Even statistics researchers find that statistics can be— and sometimes are—tricky to use. A recent study by two mathematically-inclined marketing professors demonstrated that many statisticians get confused about (or ignore) some supposedly simple things:

Statistical Significance and the Dichotomization of Evidence,” Blakeley B. McShane [pictured here, pouring coffee] and David Gal, Journal of the American Statistical Association, vol. 112, no. 519, 2017, pp. 885-895. The authors, at Northwestern University and the University of Illinois at Chicago, report:

“In light of recent concerns about reproducibility and replicability, the ASA issued a Statement on Statistical Significance and p-values aimed at those who are not primarily statisticians.

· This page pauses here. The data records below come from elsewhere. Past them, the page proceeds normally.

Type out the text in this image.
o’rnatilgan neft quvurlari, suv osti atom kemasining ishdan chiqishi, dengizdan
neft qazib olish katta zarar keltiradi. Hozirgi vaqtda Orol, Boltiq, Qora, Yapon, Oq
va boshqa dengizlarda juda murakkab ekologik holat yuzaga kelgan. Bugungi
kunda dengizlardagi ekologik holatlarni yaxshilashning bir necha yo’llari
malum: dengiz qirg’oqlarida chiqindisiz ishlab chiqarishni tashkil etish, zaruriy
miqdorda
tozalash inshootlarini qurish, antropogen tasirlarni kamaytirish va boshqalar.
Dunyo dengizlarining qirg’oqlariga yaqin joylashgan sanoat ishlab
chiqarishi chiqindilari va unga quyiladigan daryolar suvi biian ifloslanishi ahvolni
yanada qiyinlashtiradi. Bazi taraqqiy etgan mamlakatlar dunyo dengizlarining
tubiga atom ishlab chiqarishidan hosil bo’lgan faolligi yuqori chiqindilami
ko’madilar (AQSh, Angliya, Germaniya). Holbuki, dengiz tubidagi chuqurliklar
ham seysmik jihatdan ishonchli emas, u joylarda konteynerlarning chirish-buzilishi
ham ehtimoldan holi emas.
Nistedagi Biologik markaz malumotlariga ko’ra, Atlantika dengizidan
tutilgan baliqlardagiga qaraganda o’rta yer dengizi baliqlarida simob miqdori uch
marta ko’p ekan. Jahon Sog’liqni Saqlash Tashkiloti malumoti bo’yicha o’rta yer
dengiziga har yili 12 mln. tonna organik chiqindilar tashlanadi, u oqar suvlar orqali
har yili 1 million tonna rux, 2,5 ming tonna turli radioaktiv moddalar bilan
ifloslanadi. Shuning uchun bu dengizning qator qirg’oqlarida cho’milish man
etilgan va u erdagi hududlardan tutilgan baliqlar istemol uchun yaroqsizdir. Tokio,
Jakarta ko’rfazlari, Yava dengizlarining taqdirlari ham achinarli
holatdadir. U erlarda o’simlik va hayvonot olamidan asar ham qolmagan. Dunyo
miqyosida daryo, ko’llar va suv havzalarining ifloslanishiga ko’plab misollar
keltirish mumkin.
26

While the ASA Statement notes that statistical significance and p-values are “commonly misused and misinterpreted….” [Here we present] data showing, perhaps surprisingly, that researchers who are primarily statisticians are also prone to misuse and misinterpret p-values thus resulting in similar errors.”

Irineo Cabreros, an applied mathematician at Princeton University, wrote an appreciation of this study, and of larger issues of which it’s part. Cabreros’s article, called “Let the battle between human psychology and science have statisticians’ supervision,” is published in Massive.

If you download and read the McShane/Gal article, you will find, at the bottom of its final page, the beginning of an article called “A p-Value to Die For,” by Donald Berry of the Department of Biostatistics, University of Texas M. D. Anderson Cancer Center, Houston, Texas. Donald Berry does not like the McShane/Gal article (and if one judges from the style of writing, apparently does not like McShane and Gal), and explains in authoritative tones how and why he does not like it (and perhaps them).

A statistical-and-otherwise quarrel had erupted, with several scholars energetically taking part, and McShane and Gal publishing a “rejoinder.” If you enjoy statistics or scholarly quarrels, you might enjoy pursuing the participants and their arguments as they march and hop and publish into the future.